Beulah carefully laid the hair aside and took a deep breath, thinking that Mrs. Biggs’ response was totally out of proportion. Put it together with the story about her husband fooling around and Mr. Dickens trying to kiss her, and it was beginning to sound as if the poor woman had finally and totally lost all her marbles.

Was it the Change, which had driven Beulah’s great-aunt Clarice to pick up a butcher knife and attempt to amputate an important feature of great-uncle Abner’s anatomy?

Or was it an inherited malady? (Beulah had heard that Mrs. Biggs’ mother, Lucretia Dupree, had once spent six months in the State Hospital for the Insane.)

Or was it—

Beulah straightened her shoulders. Whatever it was, she had no doubt that Mrs.

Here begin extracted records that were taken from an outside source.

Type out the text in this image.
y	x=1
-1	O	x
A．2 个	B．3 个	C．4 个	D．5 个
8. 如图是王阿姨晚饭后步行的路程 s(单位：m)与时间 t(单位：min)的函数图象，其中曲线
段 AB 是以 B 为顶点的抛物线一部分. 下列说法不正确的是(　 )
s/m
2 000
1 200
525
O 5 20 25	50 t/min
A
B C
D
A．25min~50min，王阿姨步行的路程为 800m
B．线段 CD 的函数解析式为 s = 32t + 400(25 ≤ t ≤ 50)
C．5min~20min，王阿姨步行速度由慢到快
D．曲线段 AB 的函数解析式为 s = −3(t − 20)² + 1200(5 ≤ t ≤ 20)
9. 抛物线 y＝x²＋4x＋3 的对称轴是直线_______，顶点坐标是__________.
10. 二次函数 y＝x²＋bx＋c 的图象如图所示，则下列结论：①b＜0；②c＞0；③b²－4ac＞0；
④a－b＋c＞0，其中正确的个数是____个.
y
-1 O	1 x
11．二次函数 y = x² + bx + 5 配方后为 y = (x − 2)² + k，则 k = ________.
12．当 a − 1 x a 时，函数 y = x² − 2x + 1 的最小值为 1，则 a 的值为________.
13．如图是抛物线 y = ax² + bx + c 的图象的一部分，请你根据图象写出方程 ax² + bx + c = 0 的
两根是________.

Biggs, who was well liked and well connected, could do a great deal of damage to her and to the business of beauty to which she had devoted her life.

“Please sit down, Miz Biggs,” she said as soothingly as she could. “Let’s just get you pinned and dried and try to figure out what’s goin’ on here. I’m sure I can style your hair so nobody will ever know—”

“So nobody will see that you’ve made my hair fall out?” Mrs. Biggs cried. She picked up a magazine and threw it violently against the mirror. “So nobody will notice that you’ve ruined me forever?”

“But I didn’t,” Beulah insisted, trying to be reasonable. “I just shampooed you, the way I always do. Please, let’s just—”

“Let’s just nothing.” Mrs. Biggs located her handbag and snatched it up. “I am leaving! And don’t you try to stop me, Beulah Trivette. I am going to hire myself a lawyer!”

And with that, she flung open the door and stormed out of the Bower, her hair limp and dripping wet over her shoulders.

Bettina came running into the room. “Oh, my goodness, what happened?” she asked anxiously. “Where is Miz Biggs going? Is everything all right, Beulah?”

“No,” Beulah said miserably. “Everything is all wrong, Bettina.” And then it all hit her like the ceiling caving in on her head and she began to cry.

Bettina put an arm around her and sat her down in the shampoo chair that Mrs. Biggs had so recently vacated. “There, now, you just rest yourself for a minute and cry, honey. A cry will do you a world of good. You just have a good one while I fix us some nice cold lemonade.”

Bettina was right. Twenty minutes later, after a nice long cry and a cold glass of lemonade, Beulah had a plan. She left Bettina in charge of the Bower and set off to Lima’s Drugstore, on the southwest corner of the courthouse square. There, she went to the pharmacy counter at the back of the store and asked Mr. Lima if he had any of Dr. W. W. Baxter’s diet pills in stock. He took a slender cardboard package off the shelf and handed it to her. Peering at the contents, which were printed in the tiniest of letters, she saw that the pills contained strychnine, arsenic, caffeine, and pokeberries.